43e minute de jeu à l’Olympiastadion de Munich, le 26 mai 1993. Sur la gauche, Abedi Pelé brosse un corner vers le premier poteau. Basile Boli s’élève au-dessus de Frank Rijkaard, place sa tête au point de penalty et trompe Sebastiano Rossi. 1-0 pour l’Olympique de Marseille face à l’AC Milan, tenant du titre. Ce but va devenir l’un des plus célèbres de l’histoire du football français.

Cette finale, c’est la première édition de la Ligue des Champions sous son nouveau nom (la Coupe d’Europe des clubs champions a été refondée en 1992 sous ce format). C’est aussi, à ce jour, la seule remportée par un club français. Voici le récit de la nuit de Munich, du parcours marseillais à la victoire face au Milan de Capello et van Basten.

om 1993 ligue des champions, photo du stade
Vélodrome, Olympique de Marseille

Le contexte : Tapie, Goethals et l’ambition européenne

L’OM arrive à Munich avec une obsession : ramener enfin la Coupe d’Europe en France. Bernard Tapie, président du club depuis 1986, a investi massivement pour bâtir une équipe capable de rivaliser avec les meilleures formations du continent. La déception de Bari en 1991, défaite aux tirs au but face à l’Étoile Rouge de Belgrade en finale de Coupe d’Europe des clubs champions, a laissé une frustration à éliminer.
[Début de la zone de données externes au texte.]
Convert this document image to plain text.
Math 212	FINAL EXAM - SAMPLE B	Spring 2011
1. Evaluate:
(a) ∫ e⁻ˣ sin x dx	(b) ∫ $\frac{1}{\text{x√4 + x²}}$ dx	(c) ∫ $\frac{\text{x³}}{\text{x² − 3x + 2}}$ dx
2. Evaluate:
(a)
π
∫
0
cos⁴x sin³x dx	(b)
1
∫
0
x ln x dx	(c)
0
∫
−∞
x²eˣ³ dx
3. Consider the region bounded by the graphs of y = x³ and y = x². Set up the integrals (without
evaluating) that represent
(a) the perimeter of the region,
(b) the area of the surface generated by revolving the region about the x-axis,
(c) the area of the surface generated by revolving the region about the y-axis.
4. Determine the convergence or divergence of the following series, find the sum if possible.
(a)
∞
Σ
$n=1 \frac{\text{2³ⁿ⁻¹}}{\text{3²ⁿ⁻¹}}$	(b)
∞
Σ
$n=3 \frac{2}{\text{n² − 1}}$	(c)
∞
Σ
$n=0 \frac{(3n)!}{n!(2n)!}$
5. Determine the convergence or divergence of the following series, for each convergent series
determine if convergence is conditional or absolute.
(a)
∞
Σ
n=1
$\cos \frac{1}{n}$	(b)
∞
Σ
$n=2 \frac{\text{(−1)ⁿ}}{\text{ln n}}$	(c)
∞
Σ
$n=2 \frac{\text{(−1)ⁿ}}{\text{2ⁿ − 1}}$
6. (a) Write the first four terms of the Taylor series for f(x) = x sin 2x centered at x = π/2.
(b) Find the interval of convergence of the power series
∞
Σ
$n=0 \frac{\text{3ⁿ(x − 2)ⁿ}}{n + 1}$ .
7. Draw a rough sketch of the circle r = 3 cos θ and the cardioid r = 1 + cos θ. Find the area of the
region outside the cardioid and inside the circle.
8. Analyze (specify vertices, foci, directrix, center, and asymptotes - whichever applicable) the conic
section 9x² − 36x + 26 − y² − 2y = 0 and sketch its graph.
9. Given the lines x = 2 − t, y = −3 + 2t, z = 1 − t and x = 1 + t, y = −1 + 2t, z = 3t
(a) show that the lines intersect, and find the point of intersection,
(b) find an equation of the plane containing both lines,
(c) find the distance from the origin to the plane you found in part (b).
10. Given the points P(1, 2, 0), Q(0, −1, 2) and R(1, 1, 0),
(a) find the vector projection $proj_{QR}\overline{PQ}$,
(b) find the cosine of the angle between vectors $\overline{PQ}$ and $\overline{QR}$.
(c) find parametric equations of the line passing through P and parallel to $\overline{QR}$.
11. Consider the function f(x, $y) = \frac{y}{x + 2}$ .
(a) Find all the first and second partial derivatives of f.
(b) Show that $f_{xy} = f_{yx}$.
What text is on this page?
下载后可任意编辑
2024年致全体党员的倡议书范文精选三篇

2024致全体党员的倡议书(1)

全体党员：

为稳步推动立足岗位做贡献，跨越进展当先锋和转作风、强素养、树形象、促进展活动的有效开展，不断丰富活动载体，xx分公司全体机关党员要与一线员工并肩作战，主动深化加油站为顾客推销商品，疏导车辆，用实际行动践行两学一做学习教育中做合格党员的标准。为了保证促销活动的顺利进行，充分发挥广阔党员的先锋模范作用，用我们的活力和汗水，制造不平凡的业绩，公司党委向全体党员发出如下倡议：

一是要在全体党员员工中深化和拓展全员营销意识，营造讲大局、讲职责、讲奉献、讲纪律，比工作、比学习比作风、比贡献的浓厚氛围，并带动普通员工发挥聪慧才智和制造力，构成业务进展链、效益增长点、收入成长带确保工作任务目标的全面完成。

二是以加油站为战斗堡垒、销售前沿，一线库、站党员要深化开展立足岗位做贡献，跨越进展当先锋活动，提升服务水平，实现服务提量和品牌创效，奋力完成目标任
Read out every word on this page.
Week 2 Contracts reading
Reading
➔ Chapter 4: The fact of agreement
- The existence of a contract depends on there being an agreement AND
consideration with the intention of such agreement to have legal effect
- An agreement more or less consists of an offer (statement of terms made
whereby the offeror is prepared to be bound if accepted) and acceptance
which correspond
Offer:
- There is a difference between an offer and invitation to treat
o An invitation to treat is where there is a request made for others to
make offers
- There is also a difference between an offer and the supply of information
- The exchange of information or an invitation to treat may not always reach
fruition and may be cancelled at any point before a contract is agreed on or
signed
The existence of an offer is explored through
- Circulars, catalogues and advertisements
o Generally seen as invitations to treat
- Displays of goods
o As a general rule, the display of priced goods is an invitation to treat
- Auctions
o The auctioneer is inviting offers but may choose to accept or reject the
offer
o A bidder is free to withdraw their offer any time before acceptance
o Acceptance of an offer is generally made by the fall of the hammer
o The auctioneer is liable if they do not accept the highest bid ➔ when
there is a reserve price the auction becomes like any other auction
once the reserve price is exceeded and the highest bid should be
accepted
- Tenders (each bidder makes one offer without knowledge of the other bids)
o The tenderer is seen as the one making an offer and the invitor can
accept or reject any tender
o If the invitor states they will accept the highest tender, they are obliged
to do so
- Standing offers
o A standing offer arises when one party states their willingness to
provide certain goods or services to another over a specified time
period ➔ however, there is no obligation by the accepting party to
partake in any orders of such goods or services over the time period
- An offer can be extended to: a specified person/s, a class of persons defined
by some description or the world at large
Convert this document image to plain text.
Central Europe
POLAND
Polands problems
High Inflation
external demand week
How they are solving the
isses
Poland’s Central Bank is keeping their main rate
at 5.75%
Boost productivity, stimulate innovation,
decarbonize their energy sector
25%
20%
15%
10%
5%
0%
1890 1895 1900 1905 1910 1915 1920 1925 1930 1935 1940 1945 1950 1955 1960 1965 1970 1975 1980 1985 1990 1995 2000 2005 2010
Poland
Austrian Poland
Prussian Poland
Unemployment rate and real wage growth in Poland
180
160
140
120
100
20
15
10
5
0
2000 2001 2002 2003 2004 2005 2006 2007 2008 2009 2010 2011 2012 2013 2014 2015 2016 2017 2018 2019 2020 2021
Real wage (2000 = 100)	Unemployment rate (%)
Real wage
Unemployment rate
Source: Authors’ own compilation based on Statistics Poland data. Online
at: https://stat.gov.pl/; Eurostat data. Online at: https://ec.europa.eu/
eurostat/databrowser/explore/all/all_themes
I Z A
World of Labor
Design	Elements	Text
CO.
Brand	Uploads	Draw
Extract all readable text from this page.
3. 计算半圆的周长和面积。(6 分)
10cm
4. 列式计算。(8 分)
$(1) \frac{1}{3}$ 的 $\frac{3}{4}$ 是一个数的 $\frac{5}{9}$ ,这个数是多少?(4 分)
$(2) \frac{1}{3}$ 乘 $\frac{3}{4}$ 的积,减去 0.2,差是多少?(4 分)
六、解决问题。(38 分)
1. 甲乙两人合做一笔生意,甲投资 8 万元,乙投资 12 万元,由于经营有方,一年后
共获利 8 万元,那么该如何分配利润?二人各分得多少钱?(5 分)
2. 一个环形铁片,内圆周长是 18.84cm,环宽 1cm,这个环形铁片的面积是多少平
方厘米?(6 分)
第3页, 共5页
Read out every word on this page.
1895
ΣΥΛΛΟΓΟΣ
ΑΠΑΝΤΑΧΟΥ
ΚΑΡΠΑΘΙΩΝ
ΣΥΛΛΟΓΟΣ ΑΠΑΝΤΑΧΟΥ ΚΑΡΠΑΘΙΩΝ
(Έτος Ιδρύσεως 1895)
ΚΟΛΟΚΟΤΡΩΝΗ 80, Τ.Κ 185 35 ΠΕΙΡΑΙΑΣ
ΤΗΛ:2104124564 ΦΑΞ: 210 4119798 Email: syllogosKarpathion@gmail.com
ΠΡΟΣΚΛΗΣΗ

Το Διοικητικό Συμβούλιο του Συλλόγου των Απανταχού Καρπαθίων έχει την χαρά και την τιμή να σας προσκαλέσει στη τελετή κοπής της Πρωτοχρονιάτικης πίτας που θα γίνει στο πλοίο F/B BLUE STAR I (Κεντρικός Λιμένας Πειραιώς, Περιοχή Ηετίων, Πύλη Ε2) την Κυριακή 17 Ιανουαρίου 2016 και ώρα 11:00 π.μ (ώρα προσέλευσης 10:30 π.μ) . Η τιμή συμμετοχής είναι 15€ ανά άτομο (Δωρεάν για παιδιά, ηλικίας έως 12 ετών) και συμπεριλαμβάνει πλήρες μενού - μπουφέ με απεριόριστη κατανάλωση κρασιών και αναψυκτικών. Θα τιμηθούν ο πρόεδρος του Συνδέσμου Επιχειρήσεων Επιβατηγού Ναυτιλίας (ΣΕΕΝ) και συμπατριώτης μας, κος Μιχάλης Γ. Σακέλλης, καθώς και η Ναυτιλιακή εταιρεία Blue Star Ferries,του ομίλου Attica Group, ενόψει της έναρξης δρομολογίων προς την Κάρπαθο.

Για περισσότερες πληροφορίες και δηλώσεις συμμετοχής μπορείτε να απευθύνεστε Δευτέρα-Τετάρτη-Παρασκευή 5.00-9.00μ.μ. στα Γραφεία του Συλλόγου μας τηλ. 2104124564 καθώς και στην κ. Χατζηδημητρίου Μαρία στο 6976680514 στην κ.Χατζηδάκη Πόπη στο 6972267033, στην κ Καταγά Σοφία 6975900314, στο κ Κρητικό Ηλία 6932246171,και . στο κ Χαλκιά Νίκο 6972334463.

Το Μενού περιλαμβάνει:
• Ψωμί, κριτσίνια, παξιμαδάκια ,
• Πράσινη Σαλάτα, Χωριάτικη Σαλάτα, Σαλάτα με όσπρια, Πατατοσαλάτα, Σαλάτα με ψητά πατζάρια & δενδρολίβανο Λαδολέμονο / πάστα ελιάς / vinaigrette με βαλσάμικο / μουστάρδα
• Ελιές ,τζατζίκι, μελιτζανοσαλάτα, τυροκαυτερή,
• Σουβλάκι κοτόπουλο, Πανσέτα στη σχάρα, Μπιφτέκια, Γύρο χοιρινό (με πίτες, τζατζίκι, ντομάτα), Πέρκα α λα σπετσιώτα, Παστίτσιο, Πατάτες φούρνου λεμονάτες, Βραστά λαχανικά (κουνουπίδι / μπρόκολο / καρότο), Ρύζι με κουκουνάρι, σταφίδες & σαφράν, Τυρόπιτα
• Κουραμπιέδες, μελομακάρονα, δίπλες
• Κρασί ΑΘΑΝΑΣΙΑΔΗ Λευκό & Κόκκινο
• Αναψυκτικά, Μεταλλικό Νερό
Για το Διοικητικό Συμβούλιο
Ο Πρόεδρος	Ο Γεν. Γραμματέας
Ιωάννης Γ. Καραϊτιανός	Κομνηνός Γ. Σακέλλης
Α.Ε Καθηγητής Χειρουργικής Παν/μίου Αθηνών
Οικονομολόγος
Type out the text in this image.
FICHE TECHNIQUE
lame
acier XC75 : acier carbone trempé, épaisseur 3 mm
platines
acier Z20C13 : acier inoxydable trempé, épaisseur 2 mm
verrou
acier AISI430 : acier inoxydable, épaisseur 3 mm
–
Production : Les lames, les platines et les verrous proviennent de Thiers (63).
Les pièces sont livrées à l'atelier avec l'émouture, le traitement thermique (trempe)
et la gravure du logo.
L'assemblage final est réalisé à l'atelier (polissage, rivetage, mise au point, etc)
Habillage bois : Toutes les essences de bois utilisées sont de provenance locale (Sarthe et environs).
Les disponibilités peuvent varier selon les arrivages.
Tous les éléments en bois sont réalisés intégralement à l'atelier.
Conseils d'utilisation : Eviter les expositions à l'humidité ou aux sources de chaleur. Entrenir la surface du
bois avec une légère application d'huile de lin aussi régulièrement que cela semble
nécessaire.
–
L’entraîneur belge Raymond Goethals dirige l’équipe depuis 1990. Tacticien expérimenté, il a peaufiné un effectif riche et équilibré : une défense rigoureuse, un milieu travailleur, des solutions offensives multiples. À 71 ans en cette saison 1992-1993, le “Sorcier” Goethals tient sa dernière chance de gagner la Coupe d’Europe avec un grand club.

L’effectif a été renforcé à l’été 1992 avec les arrivées de Rudi Völler, l’attaquant allemand champion du monde 1990, et le retour d’Abedi Pelé. Marcel Desailly, recruté en 1992 lui aussi, vient compléter une charnière déjà solide avec Basile Boli. Au milieu, Didier Deschamps et Franck Sauzée structurent le jeu.

Le parcours en C1 1992-1993

L’OM démarre la compétition au premier tour préliminaire et se qualifie pour la phase de groupes. Cette saison-là, l’UEFA inaugure le format “Champions League” : deux groupes de quatre équipes, où les deux premiers se qualifient directement pour la finale. L’OM hérite d’une poule avec les Glasgow Rangers, le CSKA Moscou et le Club Bruges.

Marseille termine premier de son groupe, devant les Rangers, et décroche directement son ticket pour la finale. Pas de demi-finale en match aller-retour cette année-là, l’OM connaît son adversaire dès la fin de la phase de groupes. En face, l’AC Milan a écrasé son groupe (PSV Eindhoven, Göteborg, Porto) avec un parcours sans défaite. Le rendez-vous est posé : Marseille contre Milan, le 26 mai à Munich.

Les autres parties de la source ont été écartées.